How do I register for the Care Home Framework?

  1. Log into In-tend using the account you have set up.
  2. Select ‘Tenders – Current’ on the Toolbar.
  3. Once open, you can search for AS15180 in the search bar or scroll through the titles alphabetically to find the Care Home Framework.
  4. When you have found the correct project, click ‘View Details’.
  5. Once on the next page, you can express interest. This allows you to go into the opportunity and apply.
  6. When you have expressed an interest in the Care Home Framework, you will need to click on the ‘Tender Management’ tab to apply to join the Framework.
  7. The ‘Tender Management’ tab shows all the tenders you have expressed an interest in.
  8. Click on ‘View details’.
  9. The first tab is an overview screen.
  10. The second tab contains the tender documents and questionnaire. This includes the Service Specification.
  11. The questionnaires are in a section below the rest of the documents.
  12. Read all the documents and complete the questionnaire within In-tend and upload the standard forms in the upload section.
  13. Then select 'Submit Return'
  14. When your enrolment application for the Framework has been accepted you will receive an award letter through the correspondence function.
 

How do I register for the long-term care call-off?

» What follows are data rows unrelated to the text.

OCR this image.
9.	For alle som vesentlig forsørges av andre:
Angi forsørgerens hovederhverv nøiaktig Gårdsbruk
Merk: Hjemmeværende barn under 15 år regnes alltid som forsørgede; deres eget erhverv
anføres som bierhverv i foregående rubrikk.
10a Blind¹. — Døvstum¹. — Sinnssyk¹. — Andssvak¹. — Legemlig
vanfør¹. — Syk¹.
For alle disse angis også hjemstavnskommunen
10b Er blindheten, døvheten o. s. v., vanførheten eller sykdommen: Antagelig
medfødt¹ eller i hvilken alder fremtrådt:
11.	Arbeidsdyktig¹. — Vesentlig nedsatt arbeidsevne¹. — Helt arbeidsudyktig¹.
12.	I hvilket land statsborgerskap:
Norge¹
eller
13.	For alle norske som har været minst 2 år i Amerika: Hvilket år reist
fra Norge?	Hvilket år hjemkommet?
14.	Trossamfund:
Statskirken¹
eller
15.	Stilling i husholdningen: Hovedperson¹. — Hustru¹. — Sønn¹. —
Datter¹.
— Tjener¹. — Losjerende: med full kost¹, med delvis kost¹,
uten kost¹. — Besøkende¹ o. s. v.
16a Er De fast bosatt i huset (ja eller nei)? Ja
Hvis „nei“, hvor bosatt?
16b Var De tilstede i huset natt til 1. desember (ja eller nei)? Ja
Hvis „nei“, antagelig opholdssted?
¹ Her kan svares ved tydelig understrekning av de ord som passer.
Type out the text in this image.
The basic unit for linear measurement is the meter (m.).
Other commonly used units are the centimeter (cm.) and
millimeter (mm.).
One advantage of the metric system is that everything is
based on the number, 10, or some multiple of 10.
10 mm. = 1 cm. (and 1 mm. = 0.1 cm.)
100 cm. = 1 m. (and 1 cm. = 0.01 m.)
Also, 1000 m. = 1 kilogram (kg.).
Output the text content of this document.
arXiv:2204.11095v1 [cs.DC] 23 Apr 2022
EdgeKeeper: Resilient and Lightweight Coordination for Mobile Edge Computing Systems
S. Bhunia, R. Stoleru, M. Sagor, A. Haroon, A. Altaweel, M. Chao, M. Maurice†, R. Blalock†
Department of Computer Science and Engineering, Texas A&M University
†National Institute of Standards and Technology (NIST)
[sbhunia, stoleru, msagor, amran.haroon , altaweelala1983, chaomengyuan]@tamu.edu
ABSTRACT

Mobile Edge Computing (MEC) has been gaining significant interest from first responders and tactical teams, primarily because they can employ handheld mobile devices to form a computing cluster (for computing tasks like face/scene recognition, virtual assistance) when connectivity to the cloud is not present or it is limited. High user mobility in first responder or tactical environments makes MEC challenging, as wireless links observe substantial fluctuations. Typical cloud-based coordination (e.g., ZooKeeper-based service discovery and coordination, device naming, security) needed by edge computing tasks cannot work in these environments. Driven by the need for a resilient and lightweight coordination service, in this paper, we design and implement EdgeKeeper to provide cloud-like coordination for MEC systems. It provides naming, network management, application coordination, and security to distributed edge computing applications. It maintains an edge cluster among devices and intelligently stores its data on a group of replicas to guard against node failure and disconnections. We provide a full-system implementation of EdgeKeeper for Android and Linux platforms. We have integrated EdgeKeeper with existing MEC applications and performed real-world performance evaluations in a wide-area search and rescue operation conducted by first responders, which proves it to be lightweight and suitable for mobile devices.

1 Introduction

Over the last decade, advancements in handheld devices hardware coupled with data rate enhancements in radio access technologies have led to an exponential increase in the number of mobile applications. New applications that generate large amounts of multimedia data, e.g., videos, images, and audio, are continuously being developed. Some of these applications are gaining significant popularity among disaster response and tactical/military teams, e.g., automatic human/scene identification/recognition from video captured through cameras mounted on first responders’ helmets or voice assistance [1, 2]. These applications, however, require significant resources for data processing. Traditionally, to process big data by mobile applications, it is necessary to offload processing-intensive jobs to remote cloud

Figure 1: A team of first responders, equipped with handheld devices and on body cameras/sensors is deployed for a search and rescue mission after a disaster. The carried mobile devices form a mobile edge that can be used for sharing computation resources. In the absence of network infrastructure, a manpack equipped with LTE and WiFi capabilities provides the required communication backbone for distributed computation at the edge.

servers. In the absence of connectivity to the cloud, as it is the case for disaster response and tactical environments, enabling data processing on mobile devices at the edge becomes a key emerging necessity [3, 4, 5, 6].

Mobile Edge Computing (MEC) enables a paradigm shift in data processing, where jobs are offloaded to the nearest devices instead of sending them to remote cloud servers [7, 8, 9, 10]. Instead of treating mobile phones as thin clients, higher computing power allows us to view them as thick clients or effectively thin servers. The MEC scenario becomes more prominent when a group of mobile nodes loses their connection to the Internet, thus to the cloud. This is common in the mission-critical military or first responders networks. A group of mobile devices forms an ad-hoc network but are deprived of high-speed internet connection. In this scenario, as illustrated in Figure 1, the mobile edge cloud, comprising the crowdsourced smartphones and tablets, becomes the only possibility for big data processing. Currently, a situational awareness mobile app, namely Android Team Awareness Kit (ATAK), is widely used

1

When your enrolment application for the Framework has been accepted, you will receive an award letter through the correspondence function. You will then be attached to the long-term care call-off. You will receive an automated In-tend email to alert you to this. Return to In-tend and in ‘My Tenders’ you should now have a second opportunity showing AS15180A – Long-term Care. Fill in the questionnaires and submit.

Will you accept homes onto the Framework that have a CQC rating of 'Inadequate'?

No, we will not accept homes onto the long-term call-off that have a CQC rating of 'Inadequate'.